# Visualize the proof of $\mathcal{H} = M \oplus M^{\perp}$, where $\mathcal{H}$ Hilbert space, $M$ closed subspace

### Solution:

Put $$m=(a,b,c)$$. The set $$K$$ is a copy of a set $$-M$$ shifted by $$x$$, that is $$K=\{x-\mu m:\mu\in\Bbb R\}$$ is a line. By the definition, $$x_2$$ is a point of $$K$$ closest to the origin $$O=(0,0,0)$$. Looking at the plane spanned by $$O$$ and $$K$$, we see that $$x_2$$ is the base of the altitude dropped from $$O$$ to $$K$$, that is $$x_2\in K$$ and $$\langle x_2, m\rangle=0$$. Thus $$x_2=x-\mu m=(u,v,w)-\mu (a,b,c)$$, with $$\mu=\tfrac{ua+vb+wc}{a^2+b^2+c^2}=\frac{\langle m,x\rangle}{\|m\|^2} .$$

And what is the geometric intuition of choosing $$\lambda$$ that way?

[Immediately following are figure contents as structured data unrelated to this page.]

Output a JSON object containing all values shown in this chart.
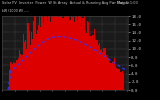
{
  "title_left": "Solar PV  Inverter  Power  W St Array  Actual & Running Avg Pwr Output",
  "title_right": "May 3  1:03",
  "subtitle": "kW (1000 W) ----",
  "bg_color": "#000000",
  "plot_bg_color": "#1a1a1a",
  "bar_color": "#dd0000",
  "avg_line_color": "#3333ff",
  "grid_color": "#888888",
  "text_color": "#cccccc",
  "ylim": [
    0,
    18
  ],
  "yticks": [
    0,
    2,
    4,
    6,
    8,
    10,
    12,
    14,
    16,
    18
  ],
  "ylabels": [
    "0.0",
    "2.0",
    "4.0",
    "6.0",
    "8.0",
    "10.0",
    "12.0",
    "14.0",
    "16.0",
    "18.0"
  ],
  "num_bars": 108,
  "bar_peak_index": 52,
  "bar_peak_value": 17.2,
  "avg_peak_index": 48,
  "avg_peak_value": 13.0
}
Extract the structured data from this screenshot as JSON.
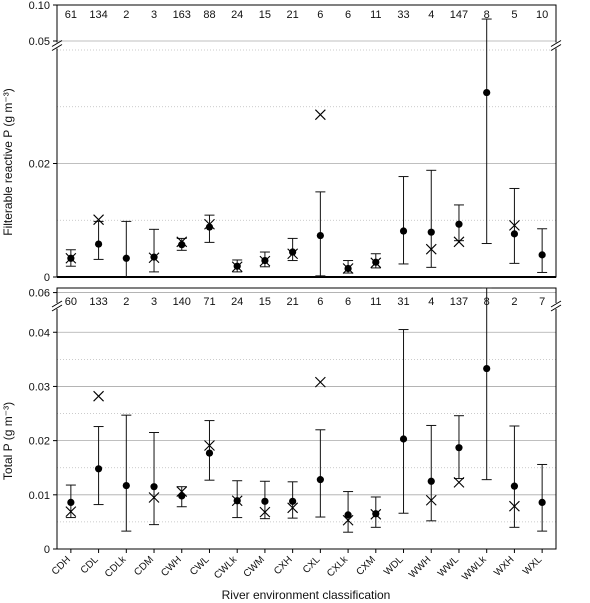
{
  "chart_data": {
    "xlabel": "River environment classification",
    "categories": [
      "CDH",
      "CDL",
      "CDLk",
      "CDM",
      "CWH",
      "CWL",
      "CWLk",
      "CWM",
      "CXH",
      "CXL",
      "CXLk",
      "CXM",
      "WDL",
      "WWH",
      "WWL",
      "WWLk",
      "WXH",
      "WXL"
    ],
    "panels": [
      {
        "type": "scatter",
        "ylabel": "Filterable reactive P (g m⁻³)",
        "ylim_lower": [
          0,
          0.04
        ],
        "ylim_upper": [
          0.05,
          0.1
        ],
        "yticks_lower": [
          "0",
          "0.02"
        ],
        "yticks_upper": [
          "0.05",
          "0.10"
        ],
        "grid": true,
        "counts": [
          "61",
          "134",
          "2",
          "3",
          "163",
          "88",
          "24",
          "15",
          "21",
          "6",
          "6",
          "11",
          "33",
          "4",
          "147",
          "8",
          "5",
          "10"
        ],
        "series": [
          {
            "marker": "dot",
            "values": [
              0.0033,
              0.0058,
              0.0033,
              0.0035,
              0.0057,
              0.0088,
              0.0019,
              0.0029,
              0.0044,
              0.0073,
              0.0015,
              0.0026,
              0.0081,
              0.0079,
              0.0093,
              0.0325,
              0.0076,
              0.0039
            ]
          },
          {
            "marker": "cross",
            "values": [
              0.0033,
              0.0101,
              null,
              0.0034,
              0.0062,
              0.0093,
              0.0018,
              0.0028,
              0.0041,
              0.0286,
              0.0015,
              0.0025,
              null,
              0.0049,
              0.0062,
              null,
              0.0091,
              null
            ]
          }
        ],
        "error_low": [
          0.0019,
          0.0031,
          0,
          0.0009,
          0.0047,
          0.0061,
          0.0009,
          0.0018,
          0.0029,
          0.0002,
          0.0007,
          0.0016,
          0.0023,
          0.0017,
          0.0064,
          0.0059,
          0.0024,
          0.0008
        ],
        "error_high": [
          0.0048,
          0.0098,
          0.0098,
          0.0084,
          0.0068,
          0.0109,
          0.003,
          0.0044,
          0.0068,
          0.015,
          0.0029,
          0.0041,
          0.0177,
          0.0188,
          0.0127,
          0.0805,
          0.0156,
          0.0085
        ]
      },
      {
        "type": "scatter",
        "ylabel": "Total P (g m⁻³)",
        "ylim_lower": [
          0,
          0.043
        ],
        "ylim_upper": [
          0.057,
          0.064
        ],
        "yticks_lower": [
          "0",
          "0.01",
          "0.02",
          "0.03",
          "0.04"
        ],
        "yticks_upper": [
          "0.06"
        ],
        "grid": true,
        "counts": [
          "60",
          "133",
          "2",
          "3",
          "140",
          "71",
          "24",
          "15",
          "21",
          "6",
          "6",
          "11",
          "31",
          "4",
          "137",
          "8",
          "2",
          "7"
        ],
        "series": [
          {
            "marker": "dot",
            "values": [
              0.0086,
              0.0148,
              0.0117,
              0.0115,
              0.0098,
              0.0177,
              0.0089,
              0.0088,
              0.0088,
              0.0128,
              0.0063,
              0.0065,
              0.0203,
              0.0125,
              0.0187,
              0.0333,
              0.0116,
              0.0086
            ]
          },
          {
            "marker": "cross",
            "values": [
              0.0069,
              0.0282,
              null,
              0.0095,
              0.0106,
              0.0191,
              0.0089,
              0.0068,
              0.0076,
              0.0308,
              0.0053,
              0.0064,
              null,
              0.009,
              0.0123,
              null,
              0.0079,
              null
            ]
          }
        ],
        "error_low": [
          0.0058,
          0.0082,
          0.0033,
          0.0045,
          0.0078,
          0.0127,
          0.0058,
          0.0056,
          0.0057,
          0.0059,
          0.0031,
          0.004,
          0.0066,
          0.0052,
          0.013,
          0.0128,
          0.004,
          0.0033
        ],
        "error_high": [
          0.0118,
          0.0226,
          0.0247,
          0.0215,
          0.0115,
          0.0237,
          0.0126,
          0.0125,
          0.0124,
          0.022,
          0.0106,
          0.0096,
          0.0405,
          0.0228,
          0.0246,
          0.064,
          0.0227,
          0.0156
        ]
      }
    ]
  }
}
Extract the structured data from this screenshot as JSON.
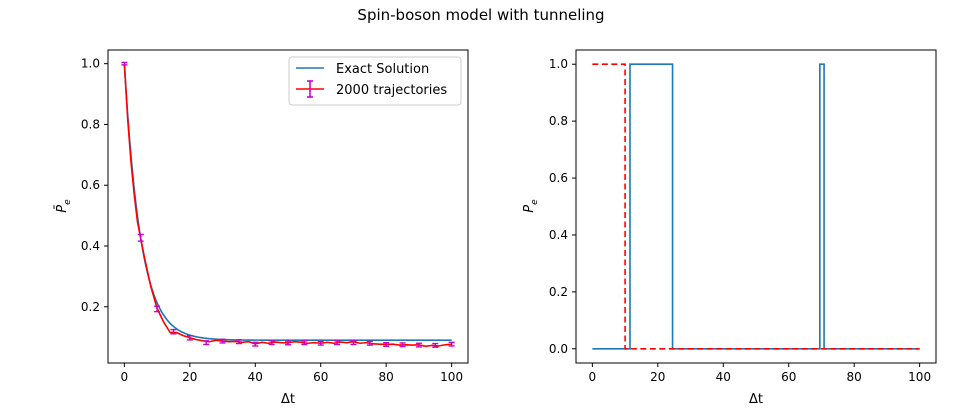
{
  "figure": {
    "suptitle": "Spin-boson model with tunneling"
  },
  "chart_data": [
    {
      "type": "line",
      "title": "",
      "xlabel": "Δt",
      "ylabel": "P̄",
      "ylabel_sub": "e",
      "xlim": [
        -5,
        105
      ],
      "ylim": [
        0.015,
        1.045
      ],
      "xticks": [
        0,
        20,
        40,
        60,
        80,
        100
      ],
      "yticks": [
        0.2,
        0.4,
        0.6,
        0.8,
        1.0
      ],
      "xtick_labels": [
        "0",
        "20",
        "40",
        "60",
        "80",
        "100"
      ],
      "ytick_labels": [
        "0.2",
        "0.4",
        "0.6",
        "0.8",
        "1.0"
      ],
      "legend_position": "top-right",
      "series": [
        {
          "name": "Exact Solution",
          "color": "#1f77b4",
          "style": "solid",
          "model": {
            "y_inf": 0.09,
            "amplitude": 0.91,
            "rate": 0.2
          },
          "x_range": [
            0,
            100
          ]
        },
        {
          "name": "2000 trajectories",
          "color": "#ff0000",
          "errorbar_color": "#cc00cc",
          "style": "solid",
          "x": [
            0,
            1,
            2,
            3,
            4,
            5,
            6,
            8,
            10,
            12,
            14,
            16,
            18,
            20,
            22,
            24,
            26,
            28,
            30,
            32,
            34,
            36,
            38,
            40,
            42,
            44,
            46,
            48,
            50,
            52,
            54,
            56,
            58,
            60,
            62,
            64,
            66,
            68,
            70,
            72,
            74,
            76,
            78,
            80,
            82,
            84,
            86,
            88,
            90,
            92,
            94,
            96,
            98,
            100
          ],
          "y": [
            1.0,
            0.82,
            0.68,
            0.57,
            0.48,
            0.425,
            0.37,
            0.27,
            0.195,
            0.15,
            0.115,
            0.115,
            0.105,
            0.098,
            0.092,
            0.088,
            0.085,
            0.09,
            0.087,
            0.085,
            0.086,
            0.083,
            0.085,
            0.078,
            0.083,
            0.08,
            0.084,
            0.082,
            0.081,
            0.085,
            0.083,
            0.08,
            0.082,
            0.08,
            0.083,
            0.08,
            0.084,
            0.082,
            0.085,
            0.08,
            0.082,
            0.078,
            0.077,
            0.076,
            0.077,
            0.074,
            0.075,
            0.074,
            0.075,
            0.07,
            0.073,
            0.071,
            0.075,
            0.077
          ],
          "errorbars": [
            {
              "x": 0,
              "y": 1.0,
              "err": 0.004
            },
            {
              "x": 5,
              "y": 0.427,
              "err": 0.011
            },
            {
              "x": 10,
              "y": 0.193,
              "err": 0.009
            },
            {
              "x": 15,
              "y": 0.118,
              "err": 0.007
            },
            {
              "x": 20,
              "y": 0.098,
              "err": 0.007
            },
            {
              "x": 25,
              "y": 0.082,
              "err": 0.006
            },
            {
              "x": 30,
              "y": 0.087,
              "err": 0.006
            },
            {
              "x": 35,
              "y": 0.085,
              "err": 0.006
            },
            {
              "x": 40,
              "y": 0.077,
              "err": 0.006
            },
            {
              "x": 45,
              "y": 0.082,
              "err": 0.006
            },
            {
              "x": 50,
              "y": 0.081,
              "err": 0.006
            },
            {
              "x": 55,
              "y": 0.082,
              "err": 0.006
            },
            {
              "x": 60,
              "y": 0.08,
              "err": 0.006
            },
            {
              "x": 65,
              "y": 0.082,
              "err": 0.006
            },
            {
              "x": 70,
              "y": 0.082,
              "err": 0.006
            },
            {
              "x": 75,
              "y": 0.08,
              "err": 0.006
            },
            {
              "x": 80,
              "y": 0.076,
              "err": 0.006
            },
            {
              "x": 85,
              "y": 0.075,
              "err": 0.006
            },
            {
              "x": 90,
              "y": 0.074,
              "err": 0.006
            },
            {
              "x": 95,
              "y": 0.073,
              "err": 0.006
            },
            {
              "x": 100,
              "y": 0.077,
              "err": 0.006
            }
          ]
        }
      ]
    },
    {
      "type": "line",
      "title": "",
      "xlabel": "Δt",
      "ylabel": "P",
      "ylabel_sub": "e",
      "xlim": [
        -5,
        105
      ],
      "ylim": [
        -0.05,
        1.05
      ],
      "xticks": [
        0,
        20,
        40,
        60,
        80,
        100
      ],
      "yticks": [
        0.0,
        0.2,
        0.4,
        0.6,
        0.8,
        1.0
      ],
      "xtick_labels": [
        "0",
        "20",
        "40",
        "60",
        "80",
        "100"
      ],
      "ytick_labels": [
        "0.0",
        "0.2",
        "0.4",
        "0.6",
        "0.8",
        "1.0"
      ],
      "series": [
        {
          "color": "#1f77b4",
          "style": "solid",
          "x": [
            0,
            11.5,
            11.5,
            24.5,
            24.5,
            69.5,
            69.5,
            70.8,
            70.8,
            100
          ],
          "y": [
            0,
            0,
            1,
            1,
            0,
            0,
            1,
            1,
            0,
            0
          ]
        },
        {
          "color": "#ff0000",
          "style": "dashed",
          "x": [
            0,
            10,
            10,
            100
          ],
          "y": [
            1,
            1,
            0,
            0
          ]
        }
      ]
    }
  ]
}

In order to obtain the best from the inequality $$\| x_2 \|^2 \le \| x_2 - \lambda y \|^2$$ we pick $$\lambda$$ which minimizes its right hand side. For this we need $$x_2 - \lambda y$$ be the base of the altitude dropped from $$O$$ to the line $$\{x_2-\lambda y:\lambda\in\Bbb R\}$$. Similarly to the above we see that this is attained when $$\lambda := \frac{\langle x_2, y \rangle}{\langle y, y, \rangle}$$.